9:56 pm on June 5, 2002 (gmt 0)

Moderator from GB 

WebmasterWorld Administrator brotherhood_of_lan is a WebmasterWorld Top Contributor of All Time 10+ Year Member Top Contributors Of The Month

joined:Jan 30, 2002
posts:4842
votes: 1


Hi irock,

the short answer is no.

9:57 pm on June 5, 2002 (gmt 0)

Senior Member

WebmasterWorld Senior Member 10+ Year Member

joined:Jan 4, 2002
posts:1068
votes: 0


Not unless you need to issue a specific directive to a spider, usually having to do with excluding certain areas of the site from spidering. If not, then don't worry.
9:58 pm on June 5, 2002 (gmt 0)

Preferred Member

10+ Year Member

joined:Mar 29, 2002
posts:558
votes: 0


No. The file is only important if you want to tell the spiders and others to do something not normal.
10:13 pm on June 5, 2002 (gmt 0)

Moderator

WebmasterWorld Administrator buckworks is a WebmasterWorld Top Contributor of All Time 10+ Year Member

joined:Dec 9, 2001
posts:5609
votes: 19


On the other hand if spiders look for robots.txt and don't find it, that would trigger your custom error page if you had one. You might save bandwidth (and also take a few errors out of your logs) by having a really basic robots.txt for them to find.
11:37 pm on June 5, 2002 (gmt 0)

Senior Member

WebmasterWorld Senior Member 10+ Year Member

joined:Apr 5, 2002
posts:1378
votes: 0


I disagree with all of you! I think it is important.....
Any feature within a site that makes that site look more complete and competant to a spider has got to be good news. Too many sites have errors and poor html, and having a robot.txt file, even if it has no specific function, will make your site stand out from the crowd and might just give you a bonus point, however small that bonus may be.
1:31 am on June 6, 2002 (gmt 0)

Junior Member

10+ Year Member

joined:May 3, 2002
posts:89
votes: 0


Having a robots.txt file doesn't give you any ranking boost. However if you do have a robots.txt file make sure that it is properly configured, otherwise you might find yourself blocking spiders that you may want to crawl your site..

robots.txt validator:
[searchengineworld.com...]

2:42 am on June 6, 2002 (gmt 0)

Senior Member from US 

WebmasterWorld Senior Member pageoneresults is a WebmasterWorld Top Contributor of All Time 10+ Year Member Top Contributors Of The Month

joined:Apr 27, 2001
posts:12166
votes: 51


I look at the robots.txt file as an essential part of the package. Its like the keywords meta tag, do ya? or don't ya?

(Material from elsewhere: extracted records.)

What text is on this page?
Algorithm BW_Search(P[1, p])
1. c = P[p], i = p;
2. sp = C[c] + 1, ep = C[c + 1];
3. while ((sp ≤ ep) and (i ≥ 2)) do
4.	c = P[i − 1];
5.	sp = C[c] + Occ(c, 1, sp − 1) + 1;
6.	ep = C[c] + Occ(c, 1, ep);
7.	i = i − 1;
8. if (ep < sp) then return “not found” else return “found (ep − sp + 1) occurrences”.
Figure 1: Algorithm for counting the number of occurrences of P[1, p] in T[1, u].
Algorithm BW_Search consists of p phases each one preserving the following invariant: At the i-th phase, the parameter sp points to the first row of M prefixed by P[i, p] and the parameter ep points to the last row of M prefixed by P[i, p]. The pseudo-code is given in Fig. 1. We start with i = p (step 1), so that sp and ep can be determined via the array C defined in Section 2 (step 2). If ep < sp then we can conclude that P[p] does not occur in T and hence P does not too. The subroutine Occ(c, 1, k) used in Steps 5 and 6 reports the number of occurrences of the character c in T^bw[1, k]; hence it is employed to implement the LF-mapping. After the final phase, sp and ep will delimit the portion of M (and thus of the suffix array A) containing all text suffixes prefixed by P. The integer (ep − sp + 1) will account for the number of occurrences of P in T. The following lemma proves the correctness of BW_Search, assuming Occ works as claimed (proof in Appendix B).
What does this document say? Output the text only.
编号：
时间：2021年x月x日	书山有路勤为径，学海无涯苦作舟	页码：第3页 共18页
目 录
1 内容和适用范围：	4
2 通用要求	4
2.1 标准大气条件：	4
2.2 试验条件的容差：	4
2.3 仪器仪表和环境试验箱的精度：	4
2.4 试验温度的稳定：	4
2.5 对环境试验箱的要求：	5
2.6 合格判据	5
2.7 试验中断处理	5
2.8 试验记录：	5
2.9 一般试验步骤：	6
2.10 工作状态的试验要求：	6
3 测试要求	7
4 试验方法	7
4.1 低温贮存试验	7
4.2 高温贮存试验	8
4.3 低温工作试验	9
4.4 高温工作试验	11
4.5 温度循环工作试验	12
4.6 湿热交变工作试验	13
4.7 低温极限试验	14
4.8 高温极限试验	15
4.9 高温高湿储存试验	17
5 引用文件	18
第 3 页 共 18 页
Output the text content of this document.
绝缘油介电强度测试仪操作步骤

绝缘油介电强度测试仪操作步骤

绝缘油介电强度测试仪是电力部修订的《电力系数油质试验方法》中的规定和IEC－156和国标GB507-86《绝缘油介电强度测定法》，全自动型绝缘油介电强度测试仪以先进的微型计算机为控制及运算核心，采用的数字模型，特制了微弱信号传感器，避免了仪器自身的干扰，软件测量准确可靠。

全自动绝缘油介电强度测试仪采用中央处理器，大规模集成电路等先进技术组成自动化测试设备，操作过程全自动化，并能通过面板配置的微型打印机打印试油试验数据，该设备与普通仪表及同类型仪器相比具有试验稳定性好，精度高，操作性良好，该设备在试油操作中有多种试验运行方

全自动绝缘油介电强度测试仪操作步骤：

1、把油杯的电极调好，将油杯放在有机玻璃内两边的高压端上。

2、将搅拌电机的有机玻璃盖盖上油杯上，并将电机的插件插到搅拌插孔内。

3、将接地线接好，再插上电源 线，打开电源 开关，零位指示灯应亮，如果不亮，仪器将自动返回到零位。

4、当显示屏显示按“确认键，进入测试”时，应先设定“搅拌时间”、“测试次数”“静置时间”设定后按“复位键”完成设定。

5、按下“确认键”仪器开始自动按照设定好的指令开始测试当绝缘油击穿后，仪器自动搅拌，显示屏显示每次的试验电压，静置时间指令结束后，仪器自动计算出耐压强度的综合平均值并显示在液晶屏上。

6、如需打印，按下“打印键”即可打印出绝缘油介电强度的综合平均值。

I was tired of seeing all those 404 errors in my logs for the robots.txt file. So, I went on a quest over a year ago to learn everything I could. Now, one of the first things I do, is set up the robots.txt and disallow directories that contain working files, css, javascript and any other content that I don't want indexed.

There have been many conversations on this topic. I've seen comments to the effect that the spider called the robots.txt file, didn't find it, and left without grabbing anything else. Followup comments stated that the spider had not been back since the first call for the robots.txt file. What does this mean? I'm not really sure. Although, I'm one to play it safe. If that robots.txt contains nothing other than...

User-agent: *
Disallow:

...which tells all spiders that they are welcome to index the entire site, then so be it! I kind of looked at it this way...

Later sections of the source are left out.